A NEW online sleep calculator has revealed the exact time you should go to bed to feel well rested.
If you struggle to wake up in the morning then this could be a handy tool to help you feel refreshed when your alarm goes off.
The sleep tool asks a number of questions to identify what sort of sleeper you are and how your daily routine could be impacting your sleep.
First you’ll be asked your age – this is a helpful tool for parents who might want to help their little one get into a routine.
Age is an important factor when it comes to sleep as studies have previously shown that aging can cause you to have a tougher time falling to sleep – which in turn means you might struggle to get up on time.
You’ll then be asked what time you want to wake up each day.
The NHS states that if you’re having trouble sleeping then you should try not to eat a big meal before bed.
This is because the body has to work to break the food down.
As part of the quiz you’ll also be asked when your biggest meal is and if you do exercise, what time of day you do so.
The experts stated that most people like to eat a big dinner, but that if you’re doing this too close to bed then you might be hurting your sleep.
“By the time you’re ready for bed you’re experiencing a spike in blood sugar and an uncomfortable bloating sensation.
“Try eating a big breakfast and a smaller meal at night to help you sleep comfortably,” they said.
You’ll also be asked if you consume caffeine, drugs, nicotine, sleeping pills or alcohol.
The experts said that you should avoid tea, coffee, or energy drinks in the late afternoon as caffeine is a stimulant will keep you awake.
Activities that you do two hours before bed are also scrutinized such as reading, watching television or scrolling through your phone.
Studies have previously shown that looking at your phone or screens can interfere with your sleep due to the light omitted by the blue screens.
The 15-minute rule that can help insomniacs nod off
If you suffer from bouts of insomnia, you can send yourself off to dreamland in no time with a “fifteen-minute rule”.
The advice comes following the results of a comprehensive studyfrom the University of Oxford, Nuffield Department of Clinical Neurosciences, and the Sleep and Circadian Neuroscience Institute.
Dr. Bryony Sheaves and Professor Colin Espie wrote a guide for implementing the findings.
“To promote your bed-sleep connection, follow the quarter-of-an-hour rule.
“If you notice that you are not asleep within around 15 minutes of going to bed, try getting out of bed,” the experts advised.
What you do with that 15 minutes is up to you.
You can go to another room, distract yourself with a book, or go through your wind-down routine until you are feeling sleepy again.
Just do not spend time on your phone or computer, as the blue light exposure can make it harder for you to fall asleep.
“There’s no need to clock-watch,” the study authors wrote. “Just estimate quarter-of-an-hour.”
After that, you should be able to fall asleep with ease – keep your eyes off the clock when you get back to bed.
Even when you’ve had difficulty falling asleep, make sure to get up on time the next day instead of sleeping in.

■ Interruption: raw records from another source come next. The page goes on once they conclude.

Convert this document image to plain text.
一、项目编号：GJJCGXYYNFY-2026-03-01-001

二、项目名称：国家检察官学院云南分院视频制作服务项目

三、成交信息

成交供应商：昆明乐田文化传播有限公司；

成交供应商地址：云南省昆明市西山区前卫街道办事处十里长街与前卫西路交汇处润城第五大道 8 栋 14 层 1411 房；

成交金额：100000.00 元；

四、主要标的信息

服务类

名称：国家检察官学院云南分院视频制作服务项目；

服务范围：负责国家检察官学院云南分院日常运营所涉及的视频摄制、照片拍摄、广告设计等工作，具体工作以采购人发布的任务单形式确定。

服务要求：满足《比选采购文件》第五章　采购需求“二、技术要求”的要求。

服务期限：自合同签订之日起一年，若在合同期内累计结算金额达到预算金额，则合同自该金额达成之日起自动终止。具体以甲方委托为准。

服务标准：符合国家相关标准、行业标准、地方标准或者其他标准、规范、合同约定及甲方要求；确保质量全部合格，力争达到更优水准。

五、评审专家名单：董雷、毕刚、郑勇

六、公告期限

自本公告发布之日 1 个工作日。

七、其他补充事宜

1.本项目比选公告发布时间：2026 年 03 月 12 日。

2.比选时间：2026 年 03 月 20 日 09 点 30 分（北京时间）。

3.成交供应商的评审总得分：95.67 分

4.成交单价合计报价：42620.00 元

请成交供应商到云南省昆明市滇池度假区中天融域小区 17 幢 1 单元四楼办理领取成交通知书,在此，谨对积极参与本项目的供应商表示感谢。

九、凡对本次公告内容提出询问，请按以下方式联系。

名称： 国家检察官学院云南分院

“Bright lights at night-time can disrupt your sleep. Using your phone late at night can keep you awake and prevent you from falling asleep on time.
“Try to switch off electronics and bright lights to prepare for bed.
“Watching television late at night has been linked to poor quality sleep and is most common for night owls.
“This is because TV screens emit a form of blue light that might cause the brain to become overactive. Our tip is to avoid watching television late at night on a regular basis,” they said.
You’ll also be asked if you ever have to get up at night to go to the toilet, because you’re too hot – or if you’ve been woken up by sound, light, movement or breathlessness.
Lastly you’ll be asked what position you sleep in, side, back or front.
The experts said that sleeping on your side is one of the most popular ways to sleep, but that you should be careful as your sleep position could harm your posture.
“Try to sleep with a straight back and your legs fully extended, this will relax your muscles and straighten your posture.
“Use a pillow that fits comfortably between your shoulder head while keeping your neck aligned with your spine to avoid pressure.
“You may also find it helpful to place a pillow or blanket between your knees to relieve tension on several joints,” the experts said.
The calculator will then reveal your results.
The experts at Make My Blinds revealed how the results were calculated.
“During sleep you go through various levels of light, deep or REM sleep.
“Experts recommend a 4 – 6 sleep cycles for adults which is approximately 6 – 9 hours of sleep.
“We’ve also deducted 15 minutes while you fall asleep”, they said.